Early in the Morning on March 4, students dropped several banners at ASU’s Tempe campus. Getting things ready for high noon in front of the Fulton Center, where the ASU President’s office resides.
At high noon, students rallied outside the Fulton Center. The event started out with banners, signs and a megaphone decrying tuition hikes and unfairness. Chants spread and various individuals took turns speaking into the megaphone, some with more pointed arguments than others. Some staff members stood outside and watched the spectacle.
The scene was swarming with police, at least seven mounted on bicycles, three in the lobby of the Fulton Center, and others buzzing around in their cruisers and on motorcycles. Protesters even recognized an officer filming their activities.
Eventually the students decided to march through campus, trying to drum up support. Some cynics amongst the group felt uncomfortable with the ‘passive, reformist’ chants but followed along in good spirits. The crowd of protesters made it to the Memorial Union, just in time to disrupt everyone’s lunch. Followed closely by cops, the group entered the MU, and commenced to get in people’s faces. The discussion was mostly of boring tuition hikes. Some members of the crowd reached out to workers in the MU, and tried to escalate the arguments beyond mere tuition increases.
After exiting the MU the bunch swaggered back toward the Fulton Center, flanked by bike cops and the slug who was filming the protesters.
Once back at the Fulton Center action was on everyone’s mind. The police had been hot on the protesters’ tails and now the demonstrators wanted inside.
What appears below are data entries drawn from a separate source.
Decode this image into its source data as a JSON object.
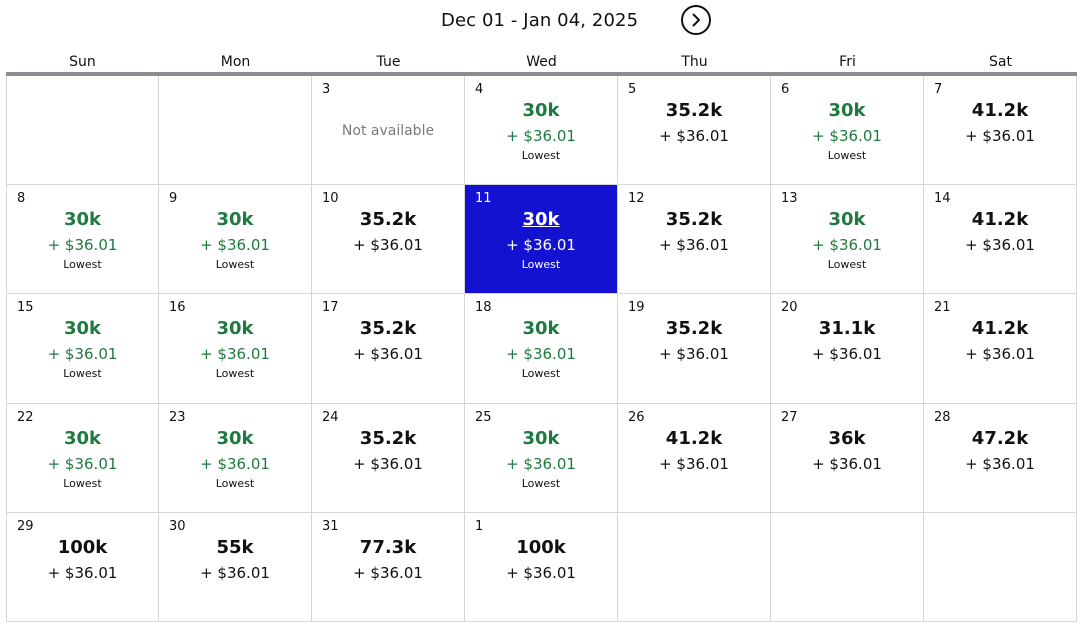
{
  "header": {
    "date_range": "Dec 01 - Jan 04, 2025",
    "next_icon": "chevron-right-icon"
  },
  "weekdays": [
    "Sun",
    "Mon",
    "Tue",
    "Wed",
    "Thu",
    "Fri",
    "Sat"
  ],
  "labels": {
    "lowest": "Lowest",
    "not_available": "Not available"
  },
  "colors": {
    "lowest_green": "#1f7a3f",
    "selected_blue": "#1212d0",
    "divider_gray": "#8a8e93"
  },
  "selected_day": "11",
  "days": [
    {
      "day": "",
      "empty": true
    },
    {
      "day": "",
      "empty": true
    },
    {
      "day": "3",
      "unavailable": true
    },
    {
      "day": "4",
      "points": "30k",
      "cash": "+ $36.01",
      "lowest": true
    },
    {
      "day": "5",
      "points": "35.2k",
      "cash": "+ $36.01",
      "lowest": false
    },
    {
      "day": "6",
      "points": "30k",
      "cash": "+ $36.01",
      "lowest": true
    },
    {
      "day": "7",
      "points": "41.2k",
      "cash": "+ $36.01",
      "lowest": false
    },
    {
      "day": "8",
      "points": "30k",
      "cash": "+ $36.01",
      "lowest": true
    },
    {
      "day": "9",
      "points": "30k",
      "cash": "+ $36.01",
      "lowest": true
    },
    {
      "day": "10",
      "points": "35.2k",
      "cash": "+ $36.01",
      "lowest": false
    },
    {
      "day": "11",
      "points": "30k",
      "cash": "+ $36.01",
      "lowest": true,
      "selected": true
    },
    {
      "day": "12",
      "points": "35.2k",
      "cash": "+ $36.01",
      "lowest": false
    },
    {
      "day": "13",
      "points": "30k",
      "cash": "+ $36.01",
      "lowest": true
    },
    {
      "day": "14",
      "points": "41.2k",
      "cash": "+ $36.01",
      "lowest": false
    },
    {
      "day": "15",
      "points": "30k",
      "cash": "+ $36.01",
      "lowest": true
    },
    {
      "day": "16",
      "points": "30k",
      "cash": "+ $36.01",
      "lowest": true
    },
    {
      "day": "17",
      "points": "35.2k",
      "cash": "+ $36.01",
      "lowest": false
    },
    {
      "day": "18",
      "points": "30k",
      "cash": "+ $36.01",
      "lowest": true
    },
    {
      "day": "19",
      "points": "35.2k",
      "cash": "+ $36.01",
      "lowest": false
    },
    {
      "day": "20",
      "points": "31.1k",
      "cash": "+ $36.01",
      "lowest": false
    },
    {
      "day": "21",
      "points": "41.2k",
      "cash": "+ $36.01",
      "lowest": false
    },
    {
      "day": "22",
      "points": "30k",
      "cash": "+ $36.01",
      "lowest": true
    },
    {
      "day": "23",
      "points": "30k",
      "cash": "+ $36.01",
      "lowest": true
    },
    {
      "day": "24",
      "points": "35.2k",
      "cash": "+ $36.01",
      "lowest": false
    },
    {
      "day": "25",
      "points": "30k",
      "cash": "+ $36.01",
      "lowest": true
    },
    {
      "day": "26",
      "points": "41.2k",
      "cash": "+ $36.01",
      "lowest": false
    },
    {
      "day": "27",
      "points": "36k",
      "cash": "+ $36.01",
      "lowest": false
    },
    {
      "day": "28",
      "points": "47.2k",
      "cash": "+ $36.01",
      "lowest": false
    },
    {
      "day": "29",
      "points": "100k",
      "cash": "+ $36.01",
      "lowest": false
    },
    {
      "day": "30",
      "points": "55k",
      "cash": "+ $36.01",
      "lowest": false
    },
    {
      "day": "31",
      "points": "77.3k",
      "cash": "+ $36.01",
      "lowest": false
    },
    {
      "day": "1",
      "points": "100k",
      "cash": "+ $36.01",
      "lowest": false
    },
    {
      "day": "",
      "empty": true
    },
    {
      "day": "",
      "empty": true
    },
    {
      "day": "",
      "empty": true
    }
  ]
}
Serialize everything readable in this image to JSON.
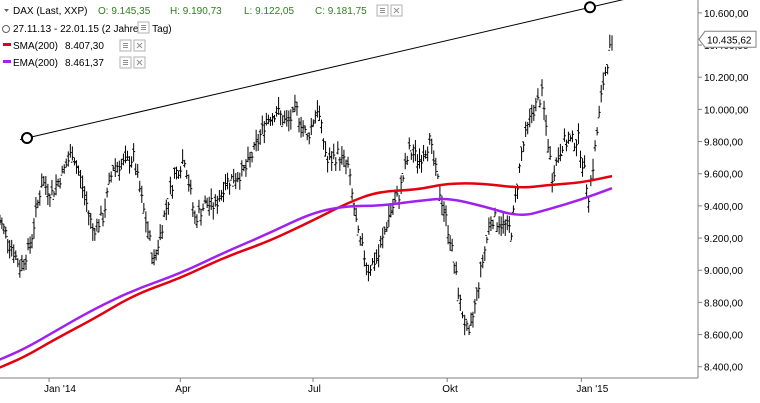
{
  "header": {
    "instrument": "DAX (Last, XXP)",
    "open": "O: 9.145,35",
    "high": "H: 9.190,73",
    "low": "L: 9.122,05",
    "close": "C: 9.181,75",
    "period": "27.11.13 - 22.01.15 (2 Jahre, 1 Tag)",
    "sma_label": "SMA(200)",
    "sma_value": "8.407,30",
    "ema_label": "EMA(200)",
    "ema_value": "8.461,37",
    "button_icons": [
      "settings-icon",
      "close-icon"
    ]
  },
  "colors": {
    "price": "#000000",
    "sma": "#e3000f",
    "ema": "#a020f0",
    "trendline": "#000000",
    "axis": "#808080",
    "ohlc_green": "#2e7d1e"
  },
  "current_price_label": "10.435,62",
  "chart_data": {
    "type": "line",
    "title": "DAX (Last, XXP)",
    "x_ticks": [
      "Jan '14",
      "Apr",
      "Jul",
      "Okt",
      "Jan '15"
    ],
    "y_ticks": [
      "10.600,00",
      "10.400,00",
      "10.200,00",
      "10.000,00",
      "9.800,00",
      "9.600,00",
      "9.400,00",
      "9.200,00",
      "9.000,00",
      "8.800,00",
      "8.600,00",
      "8.400,00"
    ],
    "ylim": [
      8330,
      10680
    ],
    "x_range": [
      "2013-11-27",
      "2015-01-22"
    ],
    "series": [
      {
        "name": "DAX",
        "style": "ohlc-daily",
        "points": [
          [
            "2013-11-27",
            9330
          ],
          [
            "2013-12-05",
            9180
          ],
          [
            "2013-12-12",
            9020
          ],
          [
            "2013-12-19",
            9150
          ],
          [
            "2013-12-27",
            9550
          ],
          [
            "2014-01-03",
            9480
          ],
          [
            "2014-01-10",
            9600
          ],
          [
            "2014-01-17",
            9740
          ],
          [
            "2014-01-24",
            9520
          ],
          [
            "2014-01-31",
            9250
          ],
          [
            "2014-02-07",
            9330
          ],
          [
            "2014-02-14",
            9650
          ],
          [
            "2014-02-21",
            9660
          ],
          [
            "2014-02-28",
            9700
          ],
          [
            "2014-03-07",
            9370
          ],
          [
            "2014-03-14",
            9050
          ],
          [
            "2014-03-21",
            9340
          ],
          [
            "2014-03-28",
            9590
          ],
          [
            "2014-04-04",
            9700
          ],
          [
            "2014-04-11",
            9320
          ],
          [
            "2014-04-18",
            9410
          ],
          [
            "2014-04-25",
            9400
          ],
          [
            "2014-05-02",
            9550
          ],
          [
            "2014-05-09",
            9580
          ],
          [
            "2014-05-16",
            9630
          ],
          [
            "2014-05-23",
            9770
          ],
          [
            "2014-05-30",
            9940
          ],
          [
            "2014-06-06",
            9990
          ],
          [
            "2014-06-13",
            9910
          ],
          [
            "2014-06-20",
            9990
          ],
          [
            "2014-06-27",
            9820
          ],
          [
            "2014-07-04",
            10010
          ],
          [
            "2014-07-11",
            9670
          ],
          [
            "2014-07-18",
            9720
          ],
          [
            "2014-07-25",
            9640
          ],
          [
            "2014-08-01",
            9210
          ],
          [
            "2014-08-08",
            9010
          ],
          [
            "2014-08-15",
            9090
          ],
          [
            "2014-08-22",
            9340
          ],
          [
            "2014-08-29",
            9470
          ],
          [
            "2014-09-05",
            9740
          ],
          [
            "2014-09-12",
            9690
          ],
          [
            "2014-09-19",
            9800
          ],
          [
            "2014-09-26",
            9490
          ],
          [
            "2014-10-03",
            9200
          ],
          [
            "2014-10-10",
            8790
          ],
          [
            "2014-10-16",
            8570
          ],
          [
            "2014-10-24",
            8990
          ],
          [
            "2014-10-31",
            9330
          ],
          [
            "2014-11-07",
            9290
          ],
          [
            "2014-11-14",
            9250
          ],
          [
            "2014-11-21",
            9730
          ],
          [
            "2014-11-28",
            9980
          ],
          [
            "2014-12-05",
            10090
          ],
          [
            "2014-12-12",
            9590
          ],
          [
            "2014-12-19",
            9790
          ],
          [
            "2014-12-30",
            9810
          ],
          [
            "2015-01-06",
            9470
          ],
          [
            "2015-01-09",
            9650
          ],
          [
            "2015-01-16",
            10170
          ],
          [
            "2015-01-22",
            10435
          ]
        ]
      },
      {
        "name": "SMA(200)",
        "points": [
          [
            "2013-11-27",
            8390
          ],
          [
            "2013-12-15",
            8460
          ],
          [
            "2014-01-05",
            8570
          ],
          [
            "2014-02-01",
            8700
          ],
          [
            "2014-03-01",
            8850
          ],
          [
            "2014-04-01",
            8950
          ],
          [
            "2014-05-01",
            9080
          ],
          [
            "2014-06-01",
            9180
          ],
          [
            "2014-07-01",
            9310
          ],
          [
            "2014-07-25",
            9420
          ],
          [
            "2014-08-15",
            9490
          ],
          [
            "2014-09-10",
            9500
          ],
          [
            "2014-10-01",
            9540
          ],
          [
            "2014-10-25",
            9540
          ],
          [
            "2014-11-20",
            9510
          ],
          [
            "2014-12-10",
            9530
          ],
          [
            "2015-01-01",
            9545
          ],
          [
            "2015-01-22",
            9585
          ]
        ]
      },
      {
        "name": "EMA(200)",
        "points": [
          [
            "2013-11-27",
            8440
          ],
          [
            "2013-12-15",
            8510
          ],
          [
            "2014-01-05",
            8620
          ],
          [
            "2014-02-01",
            8760
          ],
          [
            "2014-03-01",
            8880
          ],
          [
            "2014-04-01",
            8980
          ],
          [
            "2014-05-01",
            9110
          ],
          [
            "2014-06-01",
            9230
          ],
          [
            "2014-07-01",
            9360
          ],
          [
            "2014-07-25",
            9400
          ],
          [
            "2014-08-15",
            9400
          ],
          [
            "2014-09-10",
            9430
          ],
          [
            "2014-10-01",
            9450
          ],
          [
            "2014-10-25",
            9400
          ],
          [
            "2014-11-20",
            9330
          ],
          [
            "2014-12-10",
            9380
          ],
          [
            "2015-01-01",
            9440
          ],
          [
            "2015-01-22",
            9510
          ]
        ]
      },
      {
        "name": "Trendline",
        "points": [
          [
            "2013-11-27",
            9780
          ],
          [
            "2015-01-19",
            10660
          ]
        ],
        "anchors": [
          [
            "2013-11-28",
            9780
          ],
          [
            "2015-01-14",
            10650
          ]
        ]
      }
    ]
  }
}
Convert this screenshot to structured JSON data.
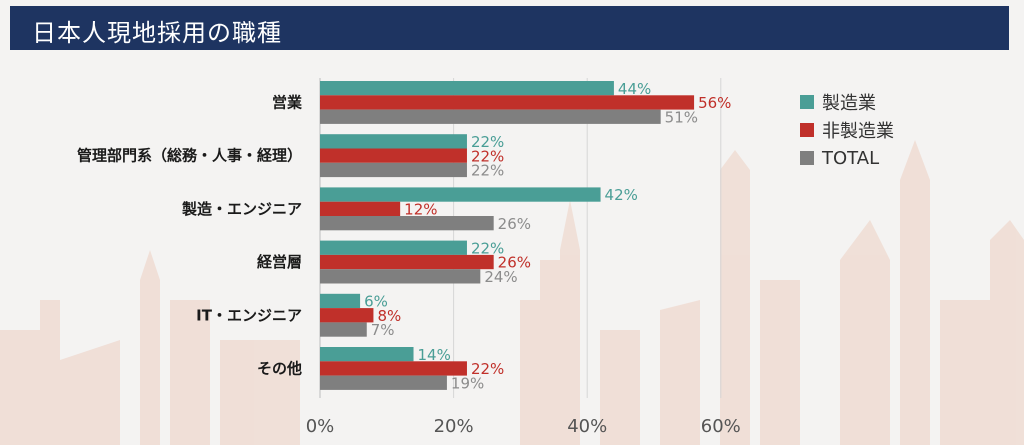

Like the last bullet put into a clip of a gun pointed at a well deserving head, it all clicked into place. The students marched through the lobby, megaphones and voices blaring. Quickly finding the elevator, the protesters packed in and ascended to the 4th floor, where the president’s office resides. Once there, mischief took place in the corridor outside the President’s office (it was locked), papers were strewn about, chants were executed and papers were slipped under doors. A suit and tie lackey confronted the group and said he was willing to listen to what the protesters had to say. Turns out he was the Vice President. More chanting and yelling, police entered the fourth floor and some of the protesters became very uncomfortable. We ended up leaving when some of the other students began a dialogue with the Vice President. And with a defiant exclamation of the phrase “No Negotiations!” we exited down a back stairwell.
The confrontation dissipated. Interestingly, some students and non-students were detained by the police, eventually being let go. As a result of this, some students may be facing disciplinary ramifications from the University, we’ll let you know when we know.
The problem with tuition raises is the problem with capitalism. The problem with oppressive and exclusionary forces within the University is the problem with oppressive and exclusionary forces outside the University. Criticism of University policies ought not exist in a vacuum. They are motivated by the same factors that oppress those outside the University. This must remain in the front of our minds, especially if we want to avoid getting caught up in cycles of reform and avoid alienating non-students who are fighting against the same systems of oppression.
To us, the March 4th actions serve two functions. First, to express solidarity with those who are participating in wide scale occupations, strikes, walk outs, and direct actions in other locations. Hopefully our actions will let them know that they have friends in Arizona who are supporting them and following their stories closely. Next, to connect struggles in other places to our own. It is going to be a long push, but we refuse to wait for conditions to become ideal for us to make things interesting. While we recognize the strategic value in organizing around student tuition hikes, it should come as no surprise that our goals are loftier. Ultimately, we are happy that the Puppet Student Government is no longer the only voice. Now, as groups crop up to resist, we finally have something substantial to push with and against. We will continue to create ruptures and fractures.
The fires of revolution will not burn without the kindling of dissent and negation. If our recent actions are not enough of a spark the fire, then consider them the gathering of kindling.
Like our friends at ASU Resist, we vehemently exclaim: This is only the beginning.
We are proud that March 4th, the day that marks the climax for so many, is the birthday of resistance at ASU Tempe campus. Moreover, as we can see from the actions of the police, someone is getting nervous. This makes us proud. And utmost solidarity to our friends working on the West campus; there is something to be said for fighting without regard to whether you are ‘successful’ or your actions are visible to a large number. They fought because their lives depended on it, and so do ours.
And in the end... we are still who we are.
It’s like this: if the other groups cropping up were kids in our class, they would be calling out oppression with an unwavering voice, speaking in proud defiance. While we here represent the kid in the back of the class, probably wearing dirty black clothes, who is not even sure why she shows up to school anymore. If the other groups are the human faces of resistance, we more closely resemble a kid in a Frankenstein mask, waiting to blow a spit-wad at the teacher or overturn a desk and storm out of the classroom.
We are uncompromising and unapologetic. We will continue to lurk in the shadows and emerge to attack.